I still remember my first redfish, an aggressive nine-pounder that smashed a gold “Trap” and forever changed the way I thought about fishing. To this day I still fish some of the same water where I started and the patterns still hold true, those fish gang up in deep water and only those who go looking for them will ever find them.
Deep water fishing is something of a mystery to most inshore saltwater anglers. Once they get into about 8-foot depths most of them begin feeling lost and start looking for a shoreline somewhere to beat up on. The shallow stuff is great and everybody wants to “get ‘em in the skinny” if they can, but sometimes that just doesn’t happen.
The biggest problem that most anglers have to overcome when fishing deep water is developing confidence. The shallow water approach has been so hammered into our psyche that we almost don’t know any other way to go about chasing fish. But believe me when I say this, “If you can master deep water you can fish without crowds more often than the folks who stay shallow.” Now if that doesn’t get your attention I don’t know what will.
Several techniques can be employed to fish the deeper stuff. None are very difficult to grasp and the month of December is a perfect time to try them.
Start by taking advantage of your electronics to locate a break in the depth or some type of underwater structure that offers fish a place to get out of the current and ambush prey. Crankbaits like the Rat-L-Trap and Hoginar are perfect for probing these areas. The crankbaits are easy to feel and stay in contact with, even at increased depths.

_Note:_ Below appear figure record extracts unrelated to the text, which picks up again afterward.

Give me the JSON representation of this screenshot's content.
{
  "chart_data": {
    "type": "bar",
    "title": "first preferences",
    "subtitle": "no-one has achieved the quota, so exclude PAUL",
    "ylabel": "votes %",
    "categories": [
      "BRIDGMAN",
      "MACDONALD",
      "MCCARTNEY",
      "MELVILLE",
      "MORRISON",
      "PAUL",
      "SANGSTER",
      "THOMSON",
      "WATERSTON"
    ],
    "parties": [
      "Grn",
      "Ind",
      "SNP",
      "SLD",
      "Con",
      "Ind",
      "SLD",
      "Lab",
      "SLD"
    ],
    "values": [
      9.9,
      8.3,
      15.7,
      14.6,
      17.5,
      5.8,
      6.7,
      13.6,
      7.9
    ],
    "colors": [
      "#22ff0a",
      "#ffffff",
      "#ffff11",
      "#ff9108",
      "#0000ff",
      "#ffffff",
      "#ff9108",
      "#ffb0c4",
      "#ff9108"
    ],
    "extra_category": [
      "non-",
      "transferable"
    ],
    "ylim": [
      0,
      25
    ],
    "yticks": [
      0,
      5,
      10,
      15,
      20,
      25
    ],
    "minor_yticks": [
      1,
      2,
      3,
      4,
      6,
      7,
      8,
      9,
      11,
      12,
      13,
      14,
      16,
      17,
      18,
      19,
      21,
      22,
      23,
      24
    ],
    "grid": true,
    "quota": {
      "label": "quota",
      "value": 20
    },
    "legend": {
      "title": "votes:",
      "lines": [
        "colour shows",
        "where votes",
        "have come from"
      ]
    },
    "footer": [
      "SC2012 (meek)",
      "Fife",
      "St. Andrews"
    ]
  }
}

Another good method comes from the world of bass fishing – the dropshot rig. This rig consists of a soft plastic rigged several feet above a weight. The hook is tied on with a Palomar knot and the depth of the weight is adjustable. Feeling the strike is made much easier because the weight is located below the lure. The presentation is made by allowing the weight to descend vertically to a productive depth and then simply shaking or quickly raising and lowering the rod tip.

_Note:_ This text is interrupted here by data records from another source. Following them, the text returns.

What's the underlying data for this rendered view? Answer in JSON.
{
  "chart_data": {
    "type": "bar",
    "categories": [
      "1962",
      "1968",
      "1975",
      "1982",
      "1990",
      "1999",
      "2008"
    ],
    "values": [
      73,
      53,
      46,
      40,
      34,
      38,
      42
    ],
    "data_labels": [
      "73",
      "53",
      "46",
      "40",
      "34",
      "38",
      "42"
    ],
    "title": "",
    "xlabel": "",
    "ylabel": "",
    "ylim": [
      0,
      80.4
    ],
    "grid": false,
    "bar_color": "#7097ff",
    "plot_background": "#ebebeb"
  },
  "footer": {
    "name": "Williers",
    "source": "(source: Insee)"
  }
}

As an alternative to a standard dropshot rig you can also use a jighead rigged with a soft plastic instead of just an ordinary weight or dropshot weight. Old timers will tell you it looks like a “double rig” or “speck rig” but its made to fish vertically instead of being cast into schools of feeding fish and then retrieved horizontally. This works particularly well when fish are suspended over deep shell, a situation that challenges the angler’s ability to fish deep without hanging up on the oyster or clam shell that litter the bottom.
Just about anybody can catch fish when the conditions are ideal during these last weeks of the year because it’s almost stupid easy at times. What separates true anglers from average fishermen is when the weather turns bad or the wind cranks up and forces you to seek an alternate plan. The methods previously mentioned are tried and true for this part of the coast but I’m confident they’ll work in just about any location if given a chance. Trust me though when I say that it’s not always easy and some patience is required.
Once you actually experience some success using a deep water technique you will no longer worry as much about picking the perfect day – you have a new weapon in your arsenal. Having the confidence that you can find fish in a wider variety of scenarios will certainly allow you to not only spend more days on the water but to enjoy them as well.
This time of the year will certainly bring us our fair share of cold weather and that will make for some excellent opportunities for those who dare to brave the elements. Take special care to wear warm clothing and a PFD at all times. Hypothermia is no joking matter and if accidents could be predicted they would never happen. Think about that.
Take care, be safe, enjoy December’s angling opportunities, and have a great holiday season.